Selon Ruff, ni McDonald ni McGill n’ont rendu publiques les données primaires sur lesquelles ils ont basé leurs conclusions et « rendent le tout impossible à vérifier ». Pourtant, le docteur Egilman, professeur à l’Université Brown, les a demandées à plusieurs reprises dans les dernières années.
« Le doyen Eidelman a dit que ce n’était pas possible de prendre une décision finale sur les recherches de Fuhrer […présidente du Département d’épidémiologie, de biostatistique et de santé au travail de l’Université McGill …] parce que les données primaires manquaient toujours » ajoute Ruff. C’est pourquoi il aurait demandé conseil au docteur Fuks. Ce dernier mentionne dans son rapport que certaines données primaires ne sont pas disponibles, mais ne s’attarde pas sur ce sujet. « Les données publiées sont codés (…) Il n’est donc pas possible d’établir ces liens. »

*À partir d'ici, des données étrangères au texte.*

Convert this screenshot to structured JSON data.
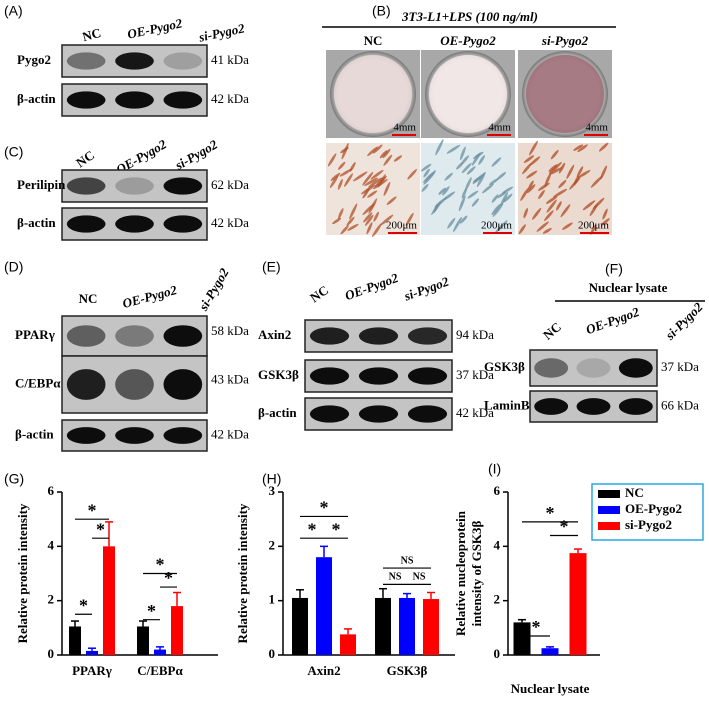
{
  "blots": [
    {
      "panel": "(A)",
      "lanes": [
        "NC",
        "OE-Pygo2",
        "si-Pygo2"
      ],
      "rows": [
        {
          "protein": "Pygo2",
          "size": "41 kDa"
        },
        {
          "protein": "β-actin",
          "size": "42 kDa"
        }
      ]
    },
    {
      "panel": "(C)",
      "lanes": [
        "NC",
        "OE-Pygo2",
        "si-Pygo2"
      ],
      "rows": [
        {
          "protein": "Perilipin",
          "size": "62 kDa"
        },
        {
          "protein": "β-actin",
          "size": "42 kDa"
        }
      ]
    },
    {
      "panel": "(D)",
      "lanes": [
        "NC",
        "OE-Pygo2",
        "si-Pygo2"
      ],
      "rows": [
        {
          "protein": "PPARγ",
          "size": "58 kDa"
        },
        {
          "protein": "C/EBPα",
          "size": "43 kDa"
        },
        {
          "protein": "β-actin",
          "size": "42 kDa"
        }
      ]
    },
    {
      "panel": "(E)",
      "lanes": [
        "NC",
        "OE-Pygo2",
        "si-Pygo2"
      ],
      "rows": [
        {
          "protein": "Axin2",
          "size": "94 kDa"
        },
        {
          "protein": "GSK3β",
          "size": "37 kDa"
        },
        {
          "protein": "β-actin",
          "size": "42 kDa"
        }
      ]
    },
    {
      "panel": "(F)",
      "header": "Nuclear lysate",
      "lanes": [
        "NC",
        "OE-Pygo2",
        "si-Pygo2"
      ],
      "rows": [
        {
          "protein": "GSK3β",
          "size": "37 kDa"
        },
        {
          "protein": "LaminB",
          "size": "66 kDa"
        }
      ]
    }
  ],
  "micrographs": {
    "panel": "(B)",
    "title": "3T3-L1+LPS (100 ng/ml)",
    "lanes": [
      "NC",
      "OE-Pygo2",
      "si-Pygo2"
    ],
    "scale_top": [
      "4mm",
      "4mm",
      "4mm"
    ],
    "scale_bottom": [
      "200μm",
      "200μm",
      "200μm"
    ]
  },
  "chart_data": [
    {
      "type": "bar",
      "panel": "(G)",
      "ylabel": "Relative protein intensity",
      "categories": [
        "PPARγ",
        "C/EBPα"
      ],
      "ylim": [
        0,
        6
      ],
      "yticks": [
        0,
        2,
        4,
        6
      ],
      "series": [
        {
          "name": "NC",
          "color": "#000000",
          "values": [
            1.05,
            1.05
          ],
          "errors": [
            0.2,
            0.2
          ]
        },
        {
          "name": "OE-Pygo2",
          "color": "#0000ff",
          "values": [
            0.15,
            0.2
          ],
          "errors": [
            0.1,
            0.1
          ]
        },
        {
          "name": "si-Pygo2",
          "color": "#ff0000",
          "values": [
            4.0,
            1.8
          ],
          "errors": [
            0.9,
            0.5
          ]
        }
      ],
      "annotations": [
        "*",
        "*",
        "*",
        "*",
        "*",
        "*"
      ]
    },
    {
      "type": "bar",
      "panel": "(H)",
      "ylabel": "Relative protein intensity",
      "categories": [
        "Axin2",
        "GSK3β"
      ],
      "ylim": [
        0,
        3
      ],
      "yticks": [
        0,
        1,
        2,
        3
      ],
      "series": [
        {
          "name": "NC",
          "color": "#000000",
          "values": [
            1.05,
            1.05
          ],
          "errors": [
            0.15,
            0.17
          ]
        },
        {
          "name": "OE-Pygo2",
          "color": "#0000ff",
          "values": [
            1.8,
            1.05
          ],
          "errors": [
            0.2,
            0.08
          ]
        },
        {
          "name": "si-Pygo2",
          "color": "#ff0000",
          "values": [
            0.38,
            1.03
          ],
          "errors": [
            0.1,
            0.12
          ]
        }
      ],
      "annotations": [
        "*",
        "*",
        "*",
        "NS",
        "NS",
        "NS"
      ]
    },
    {
      "type": "bar",
      "panel": "(I)",
      "ylabel": [
        "Relative nucleoprotein",
        "intensity of GSK3β"
      ],
      "categories": [
        "Nuclear lysate"
      ],
      "ylim": [
        0,
        6
      ],
      "yticks": [
        0,
        2,
        4,
        6
      ],
      "series": [
        {
          "name": "NC",
          "color": "#000000",
          "values": [
            1.2
          ],
          "errors": [
            0.1
          ]
        },
        {
          "name": "OE-Pygo2",
          "color": "#0000ff",
          "values": [
            0.25
          ],
          "errors": [
            0.05
          ]
        },
        {
          "name": "si-Pygo2",
          "color": "#ff0000",
          "values": [
            3.75
          ],
          "errors": [
            0.15
          ]
        }
      ],
      "annotations": [
        "*",
        "*",
        "*"
      ],
      "legend": "upper right"
    }
  ]
}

D’un autre côté, le commissaire à l’intégrité convient dans son rapport que l’industrie de l’amiante a bel et bien financé les recherches du Pr. McDonald, mais conclut que le professeur n’est pas fautif de faute professionnelle. Fuks affirme que Macdonald a toujours annoncé la présence de ces liens dans ses publications et que « bien que l’on puisse considérer le financement comme terni, en soi, ceci ne fournit aucune preuve que les chercheurs ou la recherche ont été influencé à tort par les pourvoyeurs de fonds ».
Toutefois, selon Ruff, McDonald n’aurait pas toujours révélé que ses recherches étaient financées par l’industrie. Ruff affirme que « non seulement il n’a pas révélé, mais [alors qu’il témoignait internationalement contre la nécessité d’implémenter une protection plus rigoureuse], il a catégoriquement nié toute connexion avec l’industrie ».
Aux États-Unis en 1972, par exemple, devant un comité législatif qui allait se pencher pour savoir si des régulations plus strictes étaient nécessaires, McDonald se serrait présenté comme le président du département d’épidémiologie de l’Université McGill et dit être financé par un institut de santé professionnel. Il a toutefois négligé de spécifier qu’il faisait référence à l’Institut de la santé et de l’environnement de l’AMAQ, « créé, financé et contrôlé par l’AMAQ ». Dans son rapport, Fuks fait référence à l’Institut, mais lui associe un lien seulement « indirect » avec l’industrie, bien qu’il soit directement relié à l’AMAQ.
« Il présente ça de façon très trompeuse », s’exclame Ruff.
Eidelman de son côté explique que l’Université et les règlementations encadrant la recherche s’appliquent aux publications et non pas aux élocutions des chercheurs. «[McDonald] est libre de dire ce qu’il veut », affirme-t-il.
Application
Afin d’appliquer les recommandations de Fuks, McGill compte organiser une conférence académique « portant sur l’utilisation de substituts sécuritaires à l’amiante, particulièrement dans les pays en développement, et sur d’autres sujets d’intérêt public », annonce Eidelman.
La professeure et sénatrice Catherine Lu, se demande quelle est la politique de l’Université par rapport aux conflits d’intérêt, et recommande de se pencher sur le sujet « afin d’éviter les abus d’une institution de recherche par une industrie qui a son propre agenda ». « Il serait dans l’intérêt des chercheurs qu’on ait les bonnes procédures », conclut-elle.